Die Aufforderung an die örtliche SPD, sich gegen den Kirchholztunnel und die Aichertrasse einzusetzen, stieß selbstverständlich auf offene Ohren, hatte sich doch die SPD Bayrisch Gmain als erste örtliche Organisation jeweils eindeutig gegen diese ortsbildzerstörerischen Maßnahmen klar und deutlich ausgesprochen (im Unterschied zur örtlichen Gemeinderatsmehrheit, die sich erst fast 2 Jahre später zu einer Ablehnung durchringen konnte).

Weitere Kritikpunkte waren u.a. die Nutzung eines Geländes am Ortelbach als Lagerstätte einer Gärtnerei, der Zustand des Maisrundwegs, das Fehlen einer Biotonne, die „unzeitgemäße“ örtliche Bausatzung und die unregelmäßig abgehaltenen Bürgerversammlungen.

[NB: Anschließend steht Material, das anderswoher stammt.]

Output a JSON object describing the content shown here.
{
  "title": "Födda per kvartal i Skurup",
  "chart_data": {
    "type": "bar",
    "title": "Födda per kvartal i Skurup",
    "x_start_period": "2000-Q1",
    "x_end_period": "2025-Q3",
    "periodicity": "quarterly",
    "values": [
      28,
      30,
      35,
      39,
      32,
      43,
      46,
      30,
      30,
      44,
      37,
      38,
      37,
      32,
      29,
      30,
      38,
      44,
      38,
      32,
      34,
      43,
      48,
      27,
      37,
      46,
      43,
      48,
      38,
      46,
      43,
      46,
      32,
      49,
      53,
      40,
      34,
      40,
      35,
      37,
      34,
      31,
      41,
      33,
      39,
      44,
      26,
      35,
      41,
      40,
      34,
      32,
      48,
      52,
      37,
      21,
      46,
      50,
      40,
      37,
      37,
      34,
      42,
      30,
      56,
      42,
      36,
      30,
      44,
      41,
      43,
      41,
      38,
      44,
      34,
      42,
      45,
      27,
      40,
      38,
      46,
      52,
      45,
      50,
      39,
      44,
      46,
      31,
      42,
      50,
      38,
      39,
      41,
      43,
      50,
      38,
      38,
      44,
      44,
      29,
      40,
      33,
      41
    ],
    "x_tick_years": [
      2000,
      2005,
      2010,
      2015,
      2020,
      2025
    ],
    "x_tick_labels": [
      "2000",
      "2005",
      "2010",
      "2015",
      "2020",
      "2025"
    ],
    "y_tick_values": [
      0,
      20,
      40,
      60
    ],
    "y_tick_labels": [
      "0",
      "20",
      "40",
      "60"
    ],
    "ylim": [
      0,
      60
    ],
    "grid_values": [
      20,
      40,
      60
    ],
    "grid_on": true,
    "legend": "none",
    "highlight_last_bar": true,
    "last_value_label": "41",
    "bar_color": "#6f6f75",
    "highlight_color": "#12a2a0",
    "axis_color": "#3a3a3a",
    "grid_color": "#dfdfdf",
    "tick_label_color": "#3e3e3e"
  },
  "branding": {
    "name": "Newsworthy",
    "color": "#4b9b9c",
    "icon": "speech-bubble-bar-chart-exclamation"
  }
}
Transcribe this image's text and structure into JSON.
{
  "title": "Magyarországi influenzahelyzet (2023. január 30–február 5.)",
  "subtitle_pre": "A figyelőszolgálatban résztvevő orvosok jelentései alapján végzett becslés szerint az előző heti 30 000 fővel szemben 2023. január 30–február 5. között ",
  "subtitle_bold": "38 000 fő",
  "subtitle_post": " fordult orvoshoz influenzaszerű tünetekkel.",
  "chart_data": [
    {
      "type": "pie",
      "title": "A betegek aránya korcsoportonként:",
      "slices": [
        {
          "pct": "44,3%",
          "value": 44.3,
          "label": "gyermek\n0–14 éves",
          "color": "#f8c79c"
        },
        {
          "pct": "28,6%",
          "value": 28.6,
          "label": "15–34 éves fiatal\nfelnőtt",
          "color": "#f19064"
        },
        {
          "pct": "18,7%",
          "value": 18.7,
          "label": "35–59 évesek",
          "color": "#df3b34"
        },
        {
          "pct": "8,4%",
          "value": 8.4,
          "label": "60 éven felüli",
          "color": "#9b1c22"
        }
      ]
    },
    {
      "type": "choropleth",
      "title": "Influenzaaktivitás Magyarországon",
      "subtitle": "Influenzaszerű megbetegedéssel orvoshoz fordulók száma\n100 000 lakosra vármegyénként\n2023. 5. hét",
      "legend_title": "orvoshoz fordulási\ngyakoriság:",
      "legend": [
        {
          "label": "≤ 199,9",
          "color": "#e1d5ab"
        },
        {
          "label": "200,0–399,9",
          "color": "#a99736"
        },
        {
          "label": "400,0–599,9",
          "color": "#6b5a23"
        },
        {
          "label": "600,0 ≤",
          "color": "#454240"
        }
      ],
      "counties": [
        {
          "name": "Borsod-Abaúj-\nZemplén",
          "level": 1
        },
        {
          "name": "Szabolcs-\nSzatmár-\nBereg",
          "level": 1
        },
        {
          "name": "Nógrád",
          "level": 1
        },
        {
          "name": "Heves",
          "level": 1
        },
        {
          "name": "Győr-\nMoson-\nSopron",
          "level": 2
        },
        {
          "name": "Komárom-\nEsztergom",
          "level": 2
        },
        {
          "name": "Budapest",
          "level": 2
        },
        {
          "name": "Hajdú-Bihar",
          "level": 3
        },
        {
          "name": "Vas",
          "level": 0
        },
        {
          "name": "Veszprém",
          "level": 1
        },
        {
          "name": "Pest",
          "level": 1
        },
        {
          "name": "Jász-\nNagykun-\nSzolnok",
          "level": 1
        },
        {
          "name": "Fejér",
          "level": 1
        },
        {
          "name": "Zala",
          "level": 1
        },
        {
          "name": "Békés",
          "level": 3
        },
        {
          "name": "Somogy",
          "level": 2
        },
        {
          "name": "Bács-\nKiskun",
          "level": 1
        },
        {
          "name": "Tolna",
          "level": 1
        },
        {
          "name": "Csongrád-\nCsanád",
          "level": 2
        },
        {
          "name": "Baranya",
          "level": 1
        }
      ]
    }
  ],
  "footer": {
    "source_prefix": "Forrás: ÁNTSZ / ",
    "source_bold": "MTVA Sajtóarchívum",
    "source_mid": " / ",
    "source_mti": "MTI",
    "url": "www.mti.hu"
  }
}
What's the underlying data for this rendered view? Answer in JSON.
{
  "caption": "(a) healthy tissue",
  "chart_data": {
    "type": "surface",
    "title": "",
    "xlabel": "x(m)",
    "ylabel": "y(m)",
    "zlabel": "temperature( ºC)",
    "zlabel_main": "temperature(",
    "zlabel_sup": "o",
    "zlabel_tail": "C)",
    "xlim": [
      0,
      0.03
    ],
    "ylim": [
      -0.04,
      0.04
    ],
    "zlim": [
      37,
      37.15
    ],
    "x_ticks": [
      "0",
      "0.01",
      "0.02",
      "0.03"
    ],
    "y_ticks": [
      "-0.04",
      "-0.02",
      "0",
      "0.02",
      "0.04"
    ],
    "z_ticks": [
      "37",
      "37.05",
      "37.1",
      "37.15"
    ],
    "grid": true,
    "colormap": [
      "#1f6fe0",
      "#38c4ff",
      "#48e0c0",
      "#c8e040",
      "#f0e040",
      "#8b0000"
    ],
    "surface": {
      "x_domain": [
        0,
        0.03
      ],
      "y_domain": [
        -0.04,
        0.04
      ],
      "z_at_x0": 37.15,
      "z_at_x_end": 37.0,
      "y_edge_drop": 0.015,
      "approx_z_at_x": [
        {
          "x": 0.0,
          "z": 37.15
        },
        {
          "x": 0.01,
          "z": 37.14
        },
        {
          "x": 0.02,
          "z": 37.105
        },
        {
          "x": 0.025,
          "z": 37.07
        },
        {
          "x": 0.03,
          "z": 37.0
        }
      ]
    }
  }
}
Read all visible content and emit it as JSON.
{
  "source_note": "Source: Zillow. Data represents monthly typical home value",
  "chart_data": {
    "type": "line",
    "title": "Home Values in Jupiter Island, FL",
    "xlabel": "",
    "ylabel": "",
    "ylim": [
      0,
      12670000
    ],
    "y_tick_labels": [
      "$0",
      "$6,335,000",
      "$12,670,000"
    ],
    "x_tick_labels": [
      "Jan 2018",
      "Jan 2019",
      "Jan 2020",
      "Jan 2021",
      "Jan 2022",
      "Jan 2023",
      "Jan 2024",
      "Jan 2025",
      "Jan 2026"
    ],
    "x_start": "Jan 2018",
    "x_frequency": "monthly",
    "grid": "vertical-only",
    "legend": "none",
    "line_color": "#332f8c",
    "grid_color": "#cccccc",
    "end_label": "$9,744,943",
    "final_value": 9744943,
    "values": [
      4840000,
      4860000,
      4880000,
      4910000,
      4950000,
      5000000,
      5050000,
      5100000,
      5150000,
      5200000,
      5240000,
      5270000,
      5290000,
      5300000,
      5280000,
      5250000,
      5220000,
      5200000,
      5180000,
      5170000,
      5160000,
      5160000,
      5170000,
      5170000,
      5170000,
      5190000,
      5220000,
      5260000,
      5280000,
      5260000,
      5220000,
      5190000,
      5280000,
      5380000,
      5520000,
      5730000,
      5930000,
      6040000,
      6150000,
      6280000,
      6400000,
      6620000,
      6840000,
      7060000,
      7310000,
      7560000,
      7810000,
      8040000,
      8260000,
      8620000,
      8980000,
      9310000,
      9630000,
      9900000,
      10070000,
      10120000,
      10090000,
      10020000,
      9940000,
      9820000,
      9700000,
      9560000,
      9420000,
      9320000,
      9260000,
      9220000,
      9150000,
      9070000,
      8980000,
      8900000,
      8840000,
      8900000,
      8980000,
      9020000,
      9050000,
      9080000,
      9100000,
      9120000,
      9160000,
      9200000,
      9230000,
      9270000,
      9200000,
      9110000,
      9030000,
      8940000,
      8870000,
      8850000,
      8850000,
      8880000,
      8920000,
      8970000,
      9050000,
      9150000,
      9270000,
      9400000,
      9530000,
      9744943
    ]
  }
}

Alle vorgebrachten Anliegen wurden von der SPD bearbeitet und, wo zutreffend, an die Gemeinde weitergegeben, die Einsender wurden jeweils informiert. Darüber hinaus wird die SPD Bayerisch Gmain in der künftigen Gemeinderatsarbeit ein wachsames Auge auf diese Punkte haben, entsprechende Anträge im Gemeinderat stellen und auf eine Umsetzung drängen. Denn dies war und ist schließlich der Sinn der Aktion Bürgerdialog: Nicht nur erfahren, „wo der Schuh drückt“, sondern auch etwas dagegen zu unternehmen!